Technically the reason tweeters are the parts killed when an amplifier is pushed beyond it's capability is the clipping waveform (if you could see it on an oscilloscope) the top and bottom of the waves in the waveform get cut straight across as the wave exceeds the range it can be amplified properly. So those cut off parts are squared off 'hard' in most solid state amps. The 'square' corners are actually a higher frequency part, that should not be like that. (tube amps tend to 'clip with rounded 'square' clipping, so they are gentler on the speakers tweeters, and have what is called 'soft clipping'.)

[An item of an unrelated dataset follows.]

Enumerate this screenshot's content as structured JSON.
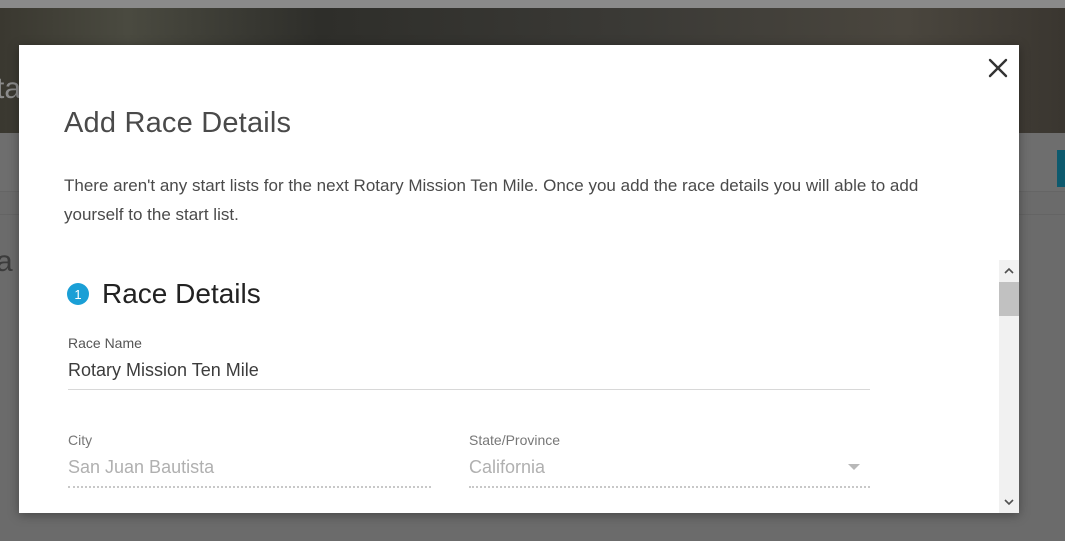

The tweeters usually carry only a tiny part of the total signal, and are safely designed to only carry a few (up to a few dozen) watts of power, even in really powerful speakers, So those cut off waveforms suddenly are sending really a LOT of wattage in high frequency content to the speakers, and your tweeters overheat fast, and die.

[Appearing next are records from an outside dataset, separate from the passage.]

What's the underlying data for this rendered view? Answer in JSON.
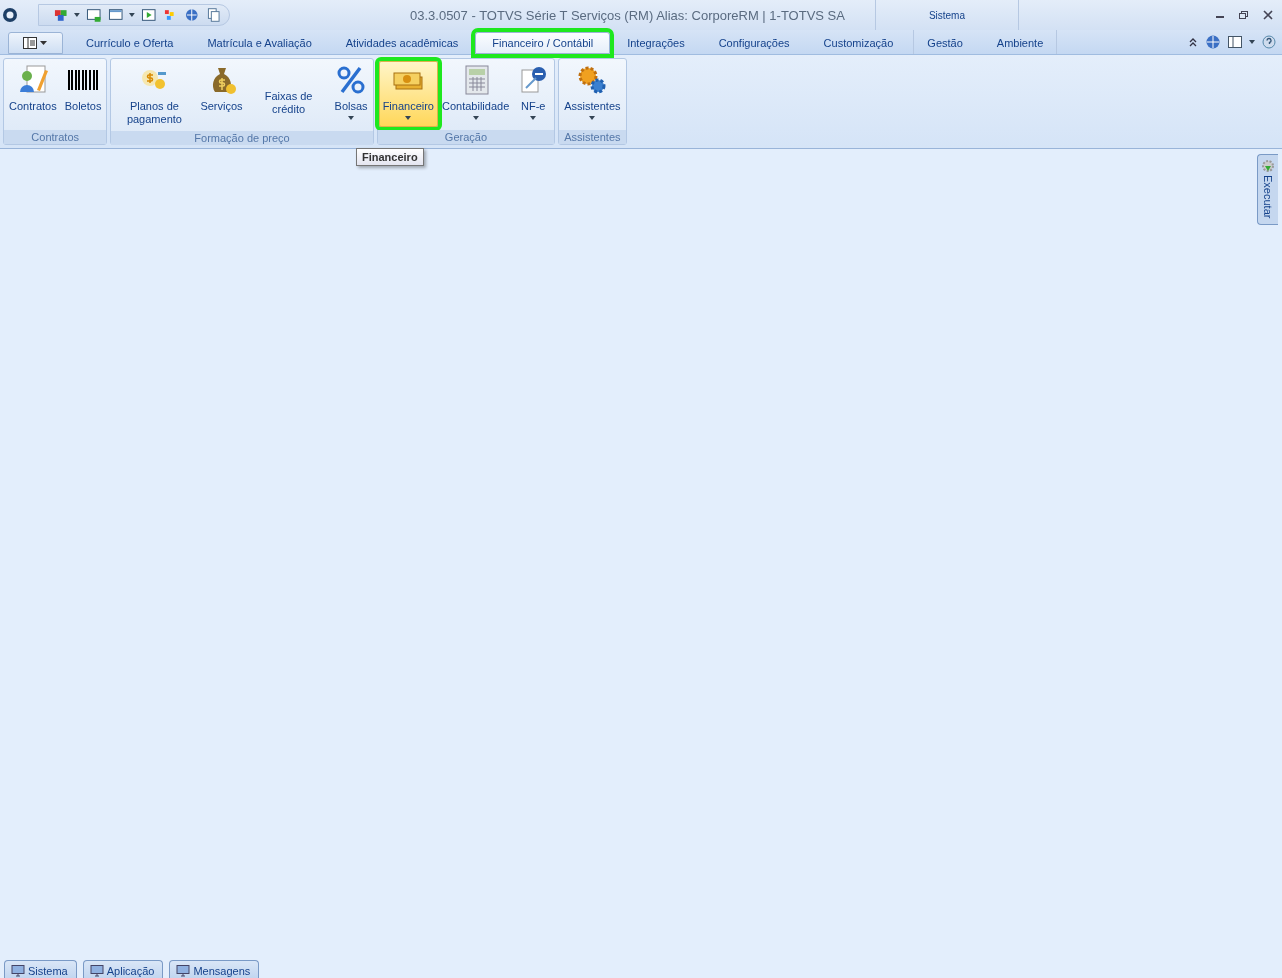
{
  "title_bar": {
    "title": "03.3.0507 - TOTVS Série T Serviços (RM) Alias: CorporeRM | 1-TOTVS SA",
    "context_label": "Sistema"
  },
  "tabs": [
    {
      "label": "Currículo e Oferta",
      "selected": false,
      "highlighted": false
    },
    {
      "label": "Matrícula e Avaliação",
      "selected": false,
      "highlighted": false
    },
    {
      "label": "Atividades acadêmicas",
      "selected": false,
      "highlighted": false
    },
    {
      "label": "Financeiro / Contábil",
      "selected": true,
      "highlighted": true
    },
    {
      "label": "Integrações",
      "selected": false,
      "highlighted": false
    },
    {
      "label": "Configurações",
      "selected": false,
      "highlighted": false
    },
    {
      "label": "Customização",
      "selected": false,
      "highlighted": false
    }
  ],
  "context_tabs": [
    {
      "label": "Gestão",
      "selected": false
    },
    {
      "label": "Ambiente",
      "selected": false
    }
  ],
  "ribbon_groups": [
    {
      "label": "Contratos",
      "buttons": [
        {
          "label": "Contratos",
          "kind": "contract",
          "dropdown": false,
          "hovered": false,
          "highlighted": false
        },
        {
          "label": "Boletos",
          "kind": "barcode",
          "dropdown": false,
          "hovered": false,
          "highlighted": false
        }
      ]
    },
    {
      "label": "Formação de preço",
      "buttons": [
        {
          "label": "Planos de pagamento",
          "kind": "coins",
          "dropdown": false,
          "hovered": false,
          "highlighted": false
        },
        {
          "label": "Serviços",
          "kind": "moneybag",
          "dropdown": false,
          "hovered": false,
          "highlighted": false
        },
        {
          "label": "Faixas de crédito",
          "kind": "text",
          "dropdown": false,
          "hovered": false,
          "highlighted": false
        },
        {
          "label": "Bolsas",
          "kind": "percent",
          "dropdown": true,
          "hovered": false,
          "highlighted": false
        }
      ]
    },
    {
      "label": "Geração",
      "buttons": [
        {
          "label": "Financeiro",
          "kind": "banknotes",
          "dropdown": true,
          "hovered": true,
          "highlighted": true
        },
        {
          "label": "Contabilidade",
          "kind": "calculator",
          "dropdown": true,
          "hovered": false,
          "highlighted": false
        },
        {
          "label": "NF-e",
          "kind": "document",
          "dropdown": true,
          "hovered": false,
          "highlighted": false
        }
      ]
    },
    {
      "label": "Assistentes",
      "buttons": [
        {
          "label": "Assistentes",
          "kind": "gears",
          "dropdown": true,
          "hovered": false,
          "highlighted": false
        }
      ]
    }
  ],
  "tooltip": "Financeiro",
  "side_tab": "Executar",
  "bottom_tabs": [
    "Sistema",
    "Aplicação",
    "Mensagens"
  ]
}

Even only a few minutes of clipping hard with an underpowered solid state amp can fry the tweeters.
An amplifier with way more power than the speaker can handle, will not burn out the tweeters. It may blow up the speakers, (along with your hearing) but not just the tweeters.) and if it is really super loud for only a short time, the speakers can survive (because the entire speaker parts, all coils, and crossover parts are equally being stressed/heated). so too much power is ALWAYS better than clipping.